Si l’on en croit le rapport du Conseil des prélèvements obligatoires sur les niches fiscales et sociales, une grande partie du déficit public et des déficits de la sécurité sociale provient de l’accumulation des baisses d’impôt, parfois même de leur suppression – la taxe professionnelle, par exemple –, des dépenses fiscales et des régimes dérogatoires concernant l’ensemble des activités économiques.
En 2010, selon ce rapport, plus de 170 milliards d’euros auront été consacrés, dans notre fiscalité et notre système de prélèvements, à alléger les obligations fiscales et sociales des entreprises.
La justification de telles mesures, qui se sont empilées au fil du temps, visant parfois les mêmes objectifs et la même « matière fiscale », est connue de tous.
Quand il s’est agi de réduire l’impôt sur les sociétés, il fallait encourager l’emploi et l’investissement.
Quand il s’est agi de réduire puis de supprimer la taxe professionnelle, il fallait encourager l’emploi et l’investissement.
La chute du nombre des emplois salariés dans notre pays, le démantèlement d’une grande partie de l’emploi industriel – aujourd’hui, ce secteur recourt si massivement à l’emploi précaire et à l’emploi intérimaire que c’est la qualité de l’emploi en général et la conception même du travail qui sont en péril – semblent des éléments suffisamment évidents pour démontrer que les intentions affichées dans le passé, à l’appui de telle ou telle mesure, ne se sont qu’assez peu traduites dans les faits.
La dépense fiscale consacrée à l’impôt sur les sociétés dite « niche Copé » est relativement importante, de l’ordre de 35 milliards d’euros, soit, pratiquement, la dépense budgétaire du ministère de l’éducation.
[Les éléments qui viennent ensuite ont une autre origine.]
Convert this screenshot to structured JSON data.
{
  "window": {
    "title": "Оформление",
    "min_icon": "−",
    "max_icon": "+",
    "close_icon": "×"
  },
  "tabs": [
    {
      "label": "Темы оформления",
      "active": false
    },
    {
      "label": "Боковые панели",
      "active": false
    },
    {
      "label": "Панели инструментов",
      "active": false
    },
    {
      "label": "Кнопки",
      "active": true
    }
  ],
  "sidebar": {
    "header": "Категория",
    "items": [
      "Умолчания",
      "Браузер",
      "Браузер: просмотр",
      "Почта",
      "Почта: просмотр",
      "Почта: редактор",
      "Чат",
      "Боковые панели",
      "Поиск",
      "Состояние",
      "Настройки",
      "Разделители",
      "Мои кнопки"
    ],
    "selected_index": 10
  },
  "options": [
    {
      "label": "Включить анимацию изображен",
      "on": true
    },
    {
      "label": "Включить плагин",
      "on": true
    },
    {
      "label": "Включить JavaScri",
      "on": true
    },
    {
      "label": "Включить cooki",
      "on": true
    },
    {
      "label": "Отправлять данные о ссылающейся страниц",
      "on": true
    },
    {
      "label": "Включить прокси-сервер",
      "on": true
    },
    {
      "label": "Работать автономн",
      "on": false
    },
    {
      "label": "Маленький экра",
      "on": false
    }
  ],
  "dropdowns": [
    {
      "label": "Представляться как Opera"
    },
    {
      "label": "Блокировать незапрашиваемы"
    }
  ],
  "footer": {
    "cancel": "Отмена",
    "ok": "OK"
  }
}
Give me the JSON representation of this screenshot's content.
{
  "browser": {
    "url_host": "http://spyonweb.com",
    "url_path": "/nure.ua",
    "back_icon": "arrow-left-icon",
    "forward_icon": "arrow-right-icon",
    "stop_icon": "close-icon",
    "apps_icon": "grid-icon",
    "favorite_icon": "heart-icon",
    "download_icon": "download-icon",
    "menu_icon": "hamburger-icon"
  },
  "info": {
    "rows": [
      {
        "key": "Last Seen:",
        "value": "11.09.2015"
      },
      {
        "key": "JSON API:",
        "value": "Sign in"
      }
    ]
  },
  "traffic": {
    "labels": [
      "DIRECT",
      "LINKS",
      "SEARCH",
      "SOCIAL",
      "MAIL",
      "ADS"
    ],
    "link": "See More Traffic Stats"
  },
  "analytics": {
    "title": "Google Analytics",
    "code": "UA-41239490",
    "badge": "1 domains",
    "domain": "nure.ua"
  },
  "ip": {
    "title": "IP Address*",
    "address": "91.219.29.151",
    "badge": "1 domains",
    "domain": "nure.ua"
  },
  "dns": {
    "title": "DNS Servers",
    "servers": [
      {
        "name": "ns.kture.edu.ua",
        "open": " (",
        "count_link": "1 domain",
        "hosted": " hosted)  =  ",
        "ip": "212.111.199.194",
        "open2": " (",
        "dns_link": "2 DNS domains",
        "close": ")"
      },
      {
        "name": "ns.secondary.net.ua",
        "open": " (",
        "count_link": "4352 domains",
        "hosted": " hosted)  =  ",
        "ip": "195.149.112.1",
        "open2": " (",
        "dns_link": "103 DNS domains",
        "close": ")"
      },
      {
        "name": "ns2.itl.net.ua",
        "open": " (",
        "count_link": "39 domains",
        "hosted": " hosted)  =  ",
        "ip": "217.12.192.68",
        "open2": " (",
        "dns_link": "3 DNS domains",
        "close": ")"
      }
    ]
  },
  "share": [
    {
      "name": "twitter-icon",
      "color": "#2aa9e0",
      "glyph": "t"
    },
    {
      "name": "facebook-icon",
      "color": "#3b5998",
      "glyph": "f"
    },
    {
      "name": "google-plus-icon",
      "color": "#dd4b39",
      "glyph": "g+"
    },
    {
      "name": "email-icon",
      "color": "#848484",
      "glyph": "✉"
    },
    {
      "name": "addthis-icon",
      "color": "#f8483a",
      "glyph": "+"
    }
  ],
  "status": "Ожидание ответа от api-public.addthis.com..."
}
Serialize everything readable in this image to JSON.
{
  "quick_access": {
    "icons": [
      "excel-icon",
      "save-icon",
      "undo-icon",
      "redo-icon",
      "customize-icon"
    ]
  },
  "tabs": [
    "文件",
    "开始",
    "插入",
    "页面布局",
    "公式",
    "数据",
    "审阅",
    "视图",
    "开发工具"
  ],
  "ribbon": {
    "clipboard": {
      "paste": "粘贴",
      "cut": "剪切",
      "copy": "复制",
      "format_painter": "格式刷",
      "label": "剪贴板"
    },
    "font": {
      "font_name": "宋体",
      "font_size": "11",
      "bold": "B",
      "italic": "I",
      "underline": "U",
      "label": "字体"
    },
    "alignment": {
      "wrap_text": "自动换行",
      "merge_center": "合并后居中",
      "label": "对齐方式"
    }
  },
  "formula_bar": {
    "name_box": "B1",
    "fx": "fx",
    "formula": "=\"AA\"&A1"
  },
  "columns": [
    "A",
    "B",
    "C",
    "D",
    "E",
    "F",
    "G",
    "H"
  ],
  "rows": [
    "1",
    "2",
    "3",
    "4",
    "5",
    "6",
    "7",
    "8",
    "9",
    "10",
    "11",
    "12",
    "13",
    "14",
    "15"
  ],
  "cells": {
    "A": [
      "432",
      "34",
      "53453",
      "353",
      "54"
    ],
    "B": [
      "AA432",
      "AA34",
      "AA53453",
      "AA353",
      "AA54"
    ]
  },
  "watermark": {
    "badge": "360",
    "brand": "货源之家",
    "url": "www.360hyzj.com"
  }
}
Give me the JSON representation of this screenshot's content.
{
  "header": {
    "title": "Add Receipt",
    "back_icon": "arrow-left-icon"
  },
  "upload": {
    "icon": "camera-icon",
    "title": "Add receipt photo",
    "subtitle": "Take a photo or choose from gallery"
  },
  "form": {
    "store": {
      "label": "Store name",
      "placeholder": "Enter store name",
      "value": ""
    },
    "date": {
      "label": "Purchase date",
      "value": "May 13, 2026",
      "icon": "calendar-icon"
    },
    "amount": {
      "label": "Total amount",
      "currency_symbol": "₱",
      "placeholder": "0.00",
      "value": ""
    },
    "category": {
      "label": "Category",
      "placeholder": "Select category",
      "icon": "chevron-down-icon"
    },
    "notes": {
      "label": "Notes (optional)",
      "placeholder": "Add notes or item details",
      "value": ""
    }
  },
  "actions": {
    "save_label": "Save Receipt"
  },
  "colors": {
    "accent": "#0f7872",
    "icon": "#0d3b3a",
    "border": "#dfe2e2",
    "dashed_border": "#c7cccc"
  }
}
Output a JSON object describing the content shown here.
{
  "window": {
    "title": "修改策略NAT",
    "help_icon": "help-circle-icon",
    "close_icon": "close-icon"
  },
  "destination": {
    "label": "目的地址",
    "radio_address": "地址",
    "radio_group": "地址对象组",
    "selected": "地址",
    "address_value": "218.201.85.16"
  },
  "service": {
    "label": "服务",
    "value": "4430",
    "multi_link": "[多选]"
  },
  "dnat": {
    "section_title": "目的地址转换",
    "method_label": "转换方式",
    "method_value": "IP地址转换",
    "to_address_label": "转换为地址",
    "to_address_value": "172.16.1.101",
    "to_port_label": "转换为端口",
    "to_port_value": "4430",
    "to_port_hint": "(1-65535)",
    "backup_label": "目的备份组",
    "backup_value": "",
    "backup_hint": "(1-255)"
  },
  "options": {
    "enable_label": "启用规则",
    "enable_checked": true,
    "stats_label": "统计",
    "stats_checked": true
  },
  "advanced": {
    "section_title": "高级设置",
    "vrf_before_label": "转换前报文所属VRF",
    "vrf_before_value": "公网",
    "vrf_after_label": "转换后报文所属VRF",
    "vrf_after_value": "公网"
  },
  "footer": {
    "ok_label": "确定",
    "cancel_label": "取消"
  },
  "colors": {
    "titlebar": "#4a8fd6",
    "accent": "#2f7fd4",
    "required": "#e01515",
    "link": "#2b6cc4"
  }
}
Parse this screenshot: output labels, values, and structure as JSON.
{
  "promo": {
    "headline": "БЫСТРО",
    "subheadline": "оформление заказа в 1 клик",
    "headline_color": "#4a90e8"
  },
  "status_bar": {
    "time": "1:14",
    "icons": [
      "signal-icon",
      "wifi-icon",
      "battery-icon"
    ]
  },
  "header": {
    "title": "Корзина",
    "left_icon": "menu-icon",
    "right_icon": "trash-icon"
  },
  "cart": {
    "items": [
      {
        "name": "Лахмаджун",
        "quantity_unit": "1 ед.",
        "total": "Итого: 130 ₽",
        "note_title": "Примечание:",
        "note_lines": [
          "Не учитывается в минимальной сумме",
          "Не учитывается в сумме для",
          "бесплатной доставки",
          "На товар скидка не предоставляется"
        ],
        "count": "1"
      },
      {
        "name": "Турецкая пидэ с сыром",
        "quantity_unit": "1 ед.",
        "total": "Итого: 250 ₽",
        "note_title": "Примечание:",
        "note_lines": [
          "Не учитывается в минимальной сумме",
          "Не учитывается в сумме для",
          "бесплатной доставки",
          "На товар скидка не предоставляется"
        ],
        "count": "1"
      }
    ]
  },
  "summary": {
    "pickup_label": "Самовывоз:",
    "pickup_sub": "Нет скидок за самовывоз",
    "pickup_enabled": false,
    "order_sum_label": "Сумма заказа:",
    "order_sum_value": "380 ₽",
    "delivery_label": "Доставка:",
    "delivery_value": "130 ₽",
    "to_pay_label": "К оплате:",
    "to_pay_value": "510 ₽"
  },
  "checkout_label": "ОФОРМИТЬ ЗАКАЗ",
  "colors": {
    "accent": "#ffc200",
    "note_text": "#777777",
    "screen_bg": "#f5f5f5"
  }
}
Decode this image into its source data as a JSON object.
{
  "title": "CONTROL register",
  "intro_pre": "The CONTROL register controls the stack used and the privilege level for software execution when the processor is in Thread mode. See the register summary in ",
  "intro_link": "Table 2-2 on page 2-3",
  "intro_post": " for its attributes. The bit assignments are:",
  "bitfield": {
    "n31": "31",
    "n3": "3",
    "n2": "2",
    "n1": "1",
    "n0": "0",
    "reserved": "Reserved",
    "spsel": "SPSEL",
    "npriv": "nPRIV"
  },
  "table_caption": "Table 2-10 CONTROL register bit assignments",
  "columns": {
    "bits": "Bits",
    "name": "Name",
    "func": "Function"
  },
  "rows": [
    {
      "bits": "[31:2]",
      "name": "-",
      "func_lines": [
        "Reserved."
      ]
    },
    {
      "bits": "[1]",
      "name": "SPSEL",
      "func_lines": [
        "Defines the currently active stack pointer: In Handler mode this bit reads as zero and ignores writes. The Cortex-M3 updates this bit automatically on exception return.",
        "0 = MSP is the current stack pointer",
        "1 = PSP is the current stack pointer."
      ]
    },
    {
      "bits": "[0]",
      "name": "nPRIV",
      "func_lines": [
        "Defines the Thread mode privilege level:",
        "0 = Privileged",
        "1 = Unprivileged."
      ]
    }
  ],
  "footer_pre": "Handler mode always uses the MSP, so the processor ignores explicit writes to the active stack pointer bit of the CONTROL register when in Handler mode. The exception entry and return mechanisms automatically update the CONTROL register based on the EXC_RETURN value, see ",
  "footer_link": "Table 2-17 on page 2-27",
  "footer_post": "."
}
Mais les régimes particuliers d’imposition se révèlent encore plus coûteux, avec un total estimé à 71, 5 milliards d’euros par le Conseil des prélèvements obligatoires.
En d’autres termes, la niche Copé qui vise à exonérer les plus-values de cession de titres de participation de nos grandes entreprises à vocation transnationale représente un coût de 6 milliards d'euros ! Une telle dépense permet à quelques-unes de nos plus grandes entreprises de vendre à qui elles souhaitent et comme elles l’entendent telle ou telle filiale membre de leur groupe sans avoir à rendre le moindre compte à la collectivité.
En outre, le régime dérogatoire intervient même si la cession de participation se traduit in fine par un plan social de liquidation d’emplois ou d’activité mis en œuvre par le nouveau groupe « propriétaire », aussi rapidement qu’il a acquitté le prix de cession.
Autrement dit, l’opération peut non seulement faire perdre quelques recettes fiscales à l’État – « quelques » n’est-il pas de trop ? – mais également se traduire – c’est d’ailleurs souvent le cas – par un coût social complémentaire supporté par la société dans son ensemble.
Devons-nous continuer à financer, sur les deniers publics, des opérations de restructuration industrielle qui peuvent se révéler mortifères pour l’emploi et l’activité dans notre pays ? Nous ne le pensons pas. D’où notre amendement.